Gelen misafirin babasının çocukluk arkadaşı olduğunu misafir eve gelmeden önce söylemişti Emre’ nin babası. Gelen misafirin şehirden geleceğini bilmesine rağmen kasabada çayevinde otururken tüm kasabanın dedikodusunu yapan boşboğaz arkadaşlardan birisi zannetmişti. Ama yemek yerken karşısında oturan adam özgüvenli olarak çevresine gülücükler dağıtıyor ve ağzından çıkan her kelime masada bulunan insanlara sanki kafalarına balyoz inmişçesine etki bırakıyordu. Ama bunda ev sahiplerinin de “tüm benliğimizle seni dinliyor ve senin ağzından çıkacak kelimeler bize altın değerindedir” mesajı da etkili oluyordu. En etkili mesajlar yüz ifadelerimizle ve mimiklerimizle verdiğimiz sessiz mesajlar değil miydi? Emre bunları düşünürken , konuşmasını dinlediği Emrah beye hayranlığı daha da artıyordu. “Keşke ben de böyle etkili konuşsam da arkadaşlarım arasında ciddiye alınan ve sözü dinlenen adam olsam “ diye düşündü.
Emrah beyin :
“Çok kitap okuyan etkili insan olur ve çok okuyana çok saygılı olan insan da ondan daha etkili olur değil mi Emre?” diye seslenmesi ile “Bu adam içimden geçenleri de okuyor galiba” diye düşündü.

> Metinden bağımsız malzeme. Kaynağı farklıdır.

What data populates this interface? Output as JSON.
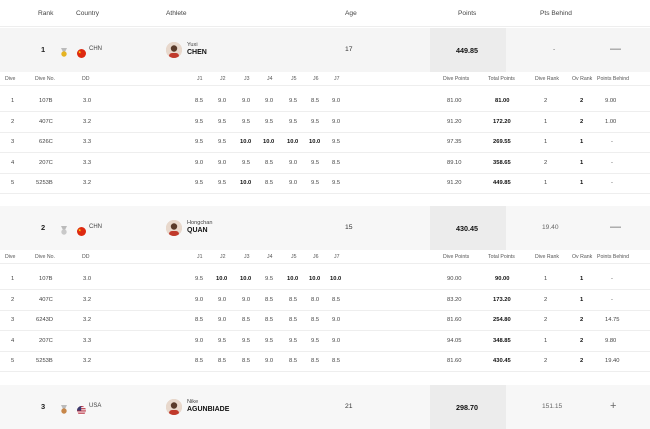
{
  "header": {
    "rank": "Rank",
    "country": "Country",
    "athlete": "Athlete",
    "age": "Age",
    "points": "Points",
    "pts_behind": "Pts Behind"
  },
  "dive_header": {
    "dive": "Dive",
    "dive_no": "Dive No.",
    "dd": "DD",
    "judges": [
      "J1",
      "J2",
      "J3",
      "J4",
      "J5",
      "J6",
      "J7"
    ],
    "dive_points": "Dive Points",
    "total_points": "Total Points",
    "dive_rank": "Dive Rank",
    "ov_rank": "Ov Rank",
    "points_behind": "Points Behind"
  },
  "athletes": [
    {
      "rank": "1",
      "medal": "gold",
      "medal_color": "#e6b422",
      "country": "CHN",
      "flag": "china-flag",
      "first_name": "Yuxi",
      "last_name": "CHEN",
      "age": "17",
      "points": "449.85",
      "pts_behind": "-",
      "toggle": "—",
      "dives": [
        {
          "dive": "1",
          "no": "107B",
          "dd": "3.0",
          "j": [
            "8.5",
            "9.0",
            "9.0",
            "9.0",
            "9.5",
            "8.5",
            "9.0"
          ],
          "jb": [],
          "dp": "81.00",
          "tp": "81.00",
          "dr": "2",
          "or": "2",
          "pb": "9.00"
        },
        {
          "dive": "2",
          "no": "407C",
          "dd": "3.2",
          "j": [
            "9.5",
            "9.5",
            "9.5",
            "9.5",
            "9.5",
            "9.5",
            "9.0"
          ],
          "jb": [],
          "dp": "91.20",
          "tp": "172.20",
          "dr": "1",
          "or": "2",
          "pb": "1.00"
        },
        {
          "dive": "3",
          "no": "626C",
          "dd": "3.3",
          "j": [
            "9.5",
            "9.5",
            "10.0",
            "10.0",
            "10.0",
            "10.0",
            "9.5"
          ],
          "jb": [
            2,
            3,
            4,
            5
          ],
          "dp": "97.35",
          "tp": "269.55",
          "dr": "1",
          "or": "1",
          "pb": "-"
        },
        {
          "dive": "4",
          "no": "207C",
          "dd": "3.3",
          "j": [
            "9.0",
            "9.0",
            "9.5",
            "8.5",
            "9.0",
            "9.5",
            "8.5"
          ],
          "jb": [],
          "dp": "89.10",
          "tp": "358.65",
          "dr": "2",
          "or": "1",
          "pb": "-"
        },
        {
          "dive": "5",
          "no": "5253B",
          "dd": "3.2",
          "j": [
            "9.5",
            "9.5",
            "10.0",
            "8.5",
            "9.0",
            "9.5",
            "9.5"
          ],
          "jb": [
            2
          ],
          "dp": "91.20",
          "tp": "449.85",
          "dr": "1",
          "or": "1",
          "pb": "-"
        }
      ]
    },
    {
      "rank": "2",
      "medal": "silver",
      "medal_color": "#c9c9c9",
      "country": "CHN",
      "flag": "china-flag",
      "first_name": "Hongchan",
      "last_name": "QUAN",
      "age": "15",
      "points": "430.45",
      "pts_behind": "19.40",
      "toggle": "—",
      "dives": [
        {
          "dive": "1",
          "no": "107B",
          "dd": "3.0",
          "j": [
            "9.5",
            "10.0",
            "10.0",
            "9.5",
            "10.0",
            "10.0",
            "10.0"
          ],
          "jb": [
            1,
            2,
            4,
            5,
            6
          ],
          "dp": "90.00",
          "tp": "90.00",
          "dr": "1",
          "or": "1",
          "pb": "-"
        },
        {
          "dive": "2",
          "no": "407C",
          "dd": "3.2",
          "j": [
            "9.0",
            "9.0",
            "9.0",
            "8.5",
            "8.5",
            "8.0",
            "8.5"
          ],
          "jb": [],
          "dp": "83.20",
          "tp": "173.20",
          "dr": "2",
          "or": "1",
          "pb": "-"
        },
        {
          "dive": "3",
          "no": "6243D",
          "dd": "3.2",
          "j": [
            "8.5",
            "9.0",
            "8.5",
            "8.5",
            "8.5",
            "8.5",
            "9.0"
          ],
          "jb": [],
          "dp": "81.60",
          "tp": "254.80",
          "dr": "2",
          "or": "2",
          "pb": "14.75"
        },
        {
          "dive": "4",
          "no": "207C",
          "dd": "3.3",
          "j": [
            "9.0",
            "9.5",
            "9.5",
            "9.5",
            "9.5",
            "9.5",
            "9.0"
          ],
          "jb": [],
          "dp": "94.05",
          "tp": "348.85",
          "dr": "1",
          "or": "2",
          "pb": "9.80"
        },
        {
          "dive": "5",
          "no": "5253B",
          "dd": "3.2",
          "j": [
            "8.5",
            "8.5",
            "8.5",
            "9.0",
            "8.5",
            "8.5",
            "8.5"
          ],
          "jb": [],
          "dp": "81.60",
          "tp": "430.45",
          "dr": "2",
          "or": "2",
          "pb": "19.40"
        }
      ]
    },
    {
      "rank": "3",
      "medal": "bronze",
      "medal_color": "#c7874a",
      "country": "USA",
      "flag": "usa-flag",
      "first_name": "Nike",
      "last_name": "AGUNBIADE",
      "age": "21",
      "points": "298.70",
      "pts_behind": "151.15",
      "toggle": "+",
      "dives": []
    }
  ]
}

Yemek bitip de , yemek masasından oturma odasının koltuklarına Emrah bey, babası ve Emre oturduklarında kız kardeşi ve annesi de sofrayı toplamaya başlamışlardı.
Emre ve babası “konuşsa “diye dikkatle Emrah beye bakarken, o durumu anlayıp da konuşmaya hazırlanan tavırlarla muhataplarının taa gözlerinin içine bakarak yavaşça yerinden kımıldadı:
“Sadede gelelim ne diyorduk, sosyal medya hakkında konuşuyorduk değil mi? Sosyal medya da yazılı ve görsel medya gibi hayatın özeti olan bir mecra. Oraya ne için, hangi niyetle girdiğimize bağlı. Sohbet etmek ve bilgimizi artırmak için gireceksek bilgimizi artırırız. Yok dolandırıcılık yapacaksak onun içinde, adam öldüreceksek onun için de kullanabiliriz. Bu bizim niyetimize ve gerçek hayatta kurduğumuz diyaloglara bağlı” dedi.

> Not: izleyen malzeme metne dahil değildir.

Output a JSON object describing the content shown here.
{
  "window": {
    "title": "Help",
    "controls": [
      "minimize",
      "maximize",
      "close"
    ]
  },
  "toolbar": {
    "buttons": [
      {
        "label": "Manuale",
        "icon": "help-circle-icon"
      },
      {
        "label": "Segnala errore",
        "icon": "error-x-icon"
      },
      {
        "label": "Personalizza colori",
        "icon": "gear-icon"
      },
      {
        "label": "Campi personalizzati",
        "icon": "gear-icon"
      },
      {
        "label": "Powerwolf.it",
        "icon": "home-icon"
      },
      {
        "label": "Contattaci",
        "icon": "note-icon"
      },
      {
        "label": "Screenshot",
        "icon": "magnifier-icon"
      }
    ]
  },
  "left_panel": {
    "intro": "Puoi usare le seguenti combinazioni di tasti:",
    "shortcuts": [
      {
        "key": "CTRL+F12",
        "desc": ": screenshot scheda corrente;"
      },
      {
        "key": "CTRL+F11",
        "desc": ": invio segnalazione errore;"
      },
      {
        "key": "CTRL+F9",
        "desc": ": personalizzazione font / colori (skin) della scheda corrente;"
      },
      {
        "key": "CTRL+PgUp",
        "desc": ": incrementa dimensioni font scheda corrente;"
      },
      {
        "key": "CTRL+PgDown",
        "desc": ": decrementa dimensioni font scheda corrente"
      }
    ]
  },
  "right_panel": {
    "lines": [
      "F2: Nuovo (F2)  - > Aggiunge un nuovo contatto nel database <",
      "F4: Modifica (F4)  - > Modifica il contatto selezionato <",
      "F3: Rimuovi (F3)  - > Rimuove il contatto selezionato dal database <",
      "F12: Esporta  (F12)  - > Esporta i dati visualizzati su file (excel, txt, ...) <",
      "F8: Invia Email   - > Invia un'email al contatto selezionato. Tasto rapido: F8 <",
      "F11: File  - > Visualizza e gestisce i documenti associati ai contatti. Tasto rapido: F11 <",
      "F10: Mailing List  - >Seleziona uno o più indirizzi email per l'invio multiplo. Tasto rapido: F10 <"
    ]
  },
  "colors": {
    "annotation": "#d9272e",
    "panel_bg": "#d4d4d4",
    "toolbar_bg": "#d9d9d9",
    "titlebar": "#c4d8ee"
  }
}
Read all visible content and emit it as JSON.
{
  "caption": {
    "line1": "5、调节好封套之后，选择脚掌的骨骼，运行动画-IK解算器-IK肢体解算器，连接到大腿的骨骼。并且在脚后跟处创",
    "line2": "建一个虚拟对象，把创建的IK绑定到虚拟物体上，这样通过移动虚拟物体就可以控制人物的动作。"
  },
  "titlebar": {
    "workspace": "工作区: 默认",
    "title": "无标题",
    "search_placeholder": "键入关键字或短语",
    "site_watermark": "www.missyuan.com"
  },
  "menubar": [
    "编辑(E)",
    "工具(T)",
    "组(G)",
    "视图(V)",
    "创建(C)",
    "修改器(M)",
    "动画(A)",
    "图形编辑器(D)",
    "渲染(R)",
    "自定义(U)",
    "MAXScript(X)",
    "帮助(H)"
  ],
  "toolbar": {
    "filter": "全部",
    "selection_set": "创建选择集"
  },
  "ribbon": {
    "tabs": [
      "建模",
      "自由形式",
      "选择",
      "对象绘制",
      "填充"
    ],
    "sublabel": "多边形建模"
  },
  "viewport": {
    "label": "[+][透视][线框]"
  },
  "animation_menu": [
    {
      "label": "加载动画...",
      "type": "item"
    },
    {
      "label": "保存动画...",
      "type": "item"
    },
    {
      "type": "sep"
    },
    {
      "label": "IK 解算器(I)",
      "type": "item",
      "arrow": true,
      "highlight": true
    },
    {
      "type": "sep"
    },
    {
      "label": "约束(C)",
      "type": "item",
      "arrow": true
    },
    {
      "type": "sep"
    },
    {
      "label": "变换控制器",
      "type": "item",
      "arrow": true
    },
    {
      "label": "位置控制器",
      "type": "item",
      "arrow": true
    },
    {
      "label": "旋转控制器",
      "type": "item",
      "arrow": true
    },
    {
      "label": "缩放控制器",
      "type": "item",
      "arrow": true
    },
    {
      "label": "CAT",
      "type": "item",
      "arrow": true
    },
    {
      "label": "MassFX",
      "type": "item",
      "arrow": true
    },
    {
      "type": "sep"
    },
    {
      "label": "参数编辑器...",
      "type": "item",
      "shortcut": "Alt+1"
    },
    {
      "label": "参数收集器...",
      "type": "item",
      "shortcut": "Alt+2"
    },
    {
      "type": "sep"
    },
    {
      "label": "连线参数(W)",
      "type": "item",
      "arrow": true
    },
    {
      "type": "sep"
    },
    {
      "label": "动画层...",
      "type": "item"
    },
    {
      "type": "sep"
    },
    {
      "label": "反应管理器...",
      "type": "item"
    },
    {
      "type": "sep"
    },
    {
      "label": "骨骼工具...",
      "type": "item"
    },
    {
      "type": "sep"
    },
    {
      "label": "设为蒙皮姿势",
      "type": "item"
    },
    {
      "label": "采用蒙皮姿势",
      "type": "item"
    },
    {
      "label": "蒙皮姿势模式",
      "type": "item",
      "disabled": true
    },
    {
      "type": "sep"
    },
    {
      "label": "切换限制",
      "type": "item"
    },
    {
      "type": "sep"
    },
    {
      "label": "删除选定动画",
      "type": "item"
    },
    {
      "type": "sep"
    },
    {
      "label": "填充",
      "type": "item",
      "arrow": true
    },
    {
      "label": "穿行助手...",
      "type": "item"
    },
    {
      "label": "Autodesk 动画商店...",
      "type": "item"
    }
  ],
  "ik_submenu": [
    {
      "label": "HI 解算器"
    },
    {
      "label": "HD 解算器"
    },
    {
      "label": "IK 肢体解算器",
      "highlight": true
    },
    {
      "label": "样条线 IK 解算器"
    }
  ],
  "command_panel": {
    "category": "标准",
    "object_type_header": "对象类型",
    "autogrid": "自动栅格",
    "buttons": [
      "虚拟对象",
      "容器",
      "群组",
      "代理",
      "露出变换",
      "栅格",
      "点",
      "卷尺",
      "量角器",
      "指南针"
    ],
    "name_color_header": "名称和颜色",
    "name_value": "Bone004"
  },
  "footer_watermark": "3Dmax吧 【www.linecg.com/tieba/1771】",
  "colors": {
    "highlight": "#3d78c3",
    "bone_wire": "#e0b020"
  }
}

Emre bu konuşma karşısında gayri ihtiyari sordu:
“Sosyal medya kötü değil mi, yani sosyal medya da bizimle tanışan insanlar, kötü niyetli değil mi?” diye sordu. Çünkü Emre’nin karşısına öyle insanlar çıkmış ve genelde sosyal medyada karşısına çıkacak her insan kötü niyetli , dolandırıcı sanıyordu. Yazılı be sözlü basının kendine empoze ettikleri, toplumda verilen mesajlar bu yöndeydi.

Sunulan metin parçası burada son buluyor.